NOAA: Oil Tendril ‘Likely’ Headed Into Loop Current (NYT Greenwire, May 18)
A thin stem of oil stretching east from BP PLC’s spill is increasingly likely to enter the Loop Current, a powerful Gulf of Mexico flow that runs past the Florida Keys and up the Atlantic Seaboard, the National Oceanic and Atmospheric Administration chief said today.
Stark satellite imagery released yesterday revealed that, while the large majority of oil remains bobbing off the Louisiana coast, “a tendril of light oil has been transported down toward the Loop Current,” NOAA Administrator Jane Lubchenco said. …
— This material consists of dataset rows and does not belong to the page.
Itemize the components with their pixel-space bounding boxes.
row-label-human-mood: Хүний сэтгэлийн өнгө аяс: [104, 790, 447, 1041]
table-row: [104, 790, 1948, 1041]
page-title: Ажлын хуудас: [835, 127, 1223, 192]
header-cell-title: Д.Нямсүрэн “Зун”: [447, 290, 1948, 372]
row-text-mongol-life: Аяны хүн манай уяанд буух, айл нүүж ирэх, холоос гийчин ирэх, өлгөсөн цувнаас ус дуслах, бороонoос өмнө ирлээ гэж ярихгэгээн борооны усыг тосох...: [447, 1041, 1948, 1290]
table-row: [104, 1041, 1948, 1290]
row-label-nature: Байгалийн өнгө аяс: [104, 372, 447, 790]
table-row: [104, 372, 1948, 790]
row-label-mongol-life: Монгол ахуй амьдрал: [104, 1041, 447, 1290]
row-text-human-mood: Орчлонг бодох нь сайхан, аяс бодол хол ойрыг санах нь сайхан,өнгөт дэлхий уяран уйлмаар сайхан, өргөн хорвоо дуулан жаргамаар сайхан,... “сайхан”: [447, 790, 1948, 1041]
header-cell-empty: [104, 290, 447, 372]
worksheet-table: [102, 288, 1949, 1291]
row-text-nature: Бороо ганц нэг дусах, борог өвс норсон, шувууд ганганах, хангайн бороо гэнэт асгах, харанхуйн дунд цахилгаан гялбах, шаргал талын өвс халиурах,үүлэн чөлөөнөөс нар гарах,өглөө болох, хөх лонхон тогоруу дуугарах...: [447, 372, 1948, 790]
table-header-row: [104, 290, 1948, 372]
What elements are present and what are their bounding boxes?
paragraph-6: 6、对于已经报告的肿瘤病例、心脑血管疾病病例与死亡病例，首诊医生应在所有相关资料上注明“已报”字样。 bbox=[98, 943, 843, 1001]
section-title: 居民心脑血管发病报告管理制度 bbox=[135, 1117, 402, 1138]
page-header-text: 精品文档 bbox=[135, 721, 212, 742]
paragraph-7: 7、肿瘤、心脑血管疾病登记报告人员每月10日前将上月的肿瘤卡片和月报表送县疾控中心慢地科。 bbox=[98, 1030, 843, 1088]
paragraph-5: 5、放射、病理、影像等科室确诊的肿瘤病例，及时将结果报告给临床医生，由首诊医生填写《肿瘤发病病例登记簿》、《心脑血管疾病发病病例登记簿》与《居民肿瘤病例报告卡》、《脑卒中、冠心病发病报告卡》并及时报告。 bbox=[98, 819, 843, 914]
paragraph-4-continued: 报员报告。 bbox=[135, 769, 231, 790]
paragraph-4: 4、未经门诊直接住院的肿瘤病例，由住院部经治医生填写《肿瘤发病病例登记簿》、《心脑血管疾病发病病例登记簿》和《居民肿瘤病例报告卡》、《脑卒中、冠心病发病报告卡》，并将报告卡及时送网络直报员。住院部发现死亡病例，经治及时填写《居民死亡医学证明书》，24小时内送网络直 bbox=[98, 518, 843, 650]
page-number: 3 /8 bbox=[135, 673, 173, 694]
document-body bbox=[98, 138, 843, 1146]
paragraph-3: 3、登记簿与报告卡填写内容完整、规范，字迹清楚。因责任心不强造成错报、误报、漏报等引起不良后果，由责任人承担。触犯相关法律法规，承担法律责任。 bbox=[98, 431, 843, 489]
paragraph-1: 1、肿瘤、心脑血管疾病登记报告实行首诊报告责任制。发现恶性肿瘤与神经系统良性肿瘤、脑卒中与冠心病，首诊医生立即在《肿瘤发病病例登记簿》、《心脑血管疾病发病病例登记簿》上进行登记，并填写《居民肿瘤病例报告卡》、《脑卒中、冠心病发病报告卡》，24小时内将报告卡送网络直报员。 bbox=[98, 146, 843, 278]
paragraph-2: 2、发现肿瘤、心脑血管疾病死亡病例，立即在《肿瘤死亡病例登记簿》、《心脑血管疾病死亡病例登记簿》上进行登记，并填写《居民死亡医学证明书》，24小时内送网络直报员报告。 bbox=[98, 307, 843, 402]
Once oil is in the current, it would likely reach the Florida Keys within 10 days. By month’s end, the oil could reach Miami, oceanographers have also warned.
Florida Worries About Effect on Tourism (NYT, May 19)
Scientists have warned that crude oil leaking from the blown well off the Louisiana coast is drifting toward an area where it could be swept into the Florida Keys and the Atlantic Ocean within the next two weeks.
Florida Skips Offshore Oil Binge but Still Pays (NYT, June 12)
What really worries most fishermen and environmental scientists are the long-term consequences if oil is carried around the coast of Florida, with plumes underwater and slicks onshore.
Again, quoting from the October 23 article:
… anyone who bothered to look at a map would have known… even under the worst of the worst-case scenarios.
Would “anyone who bothered to look at a map” include journalists at the New York Times?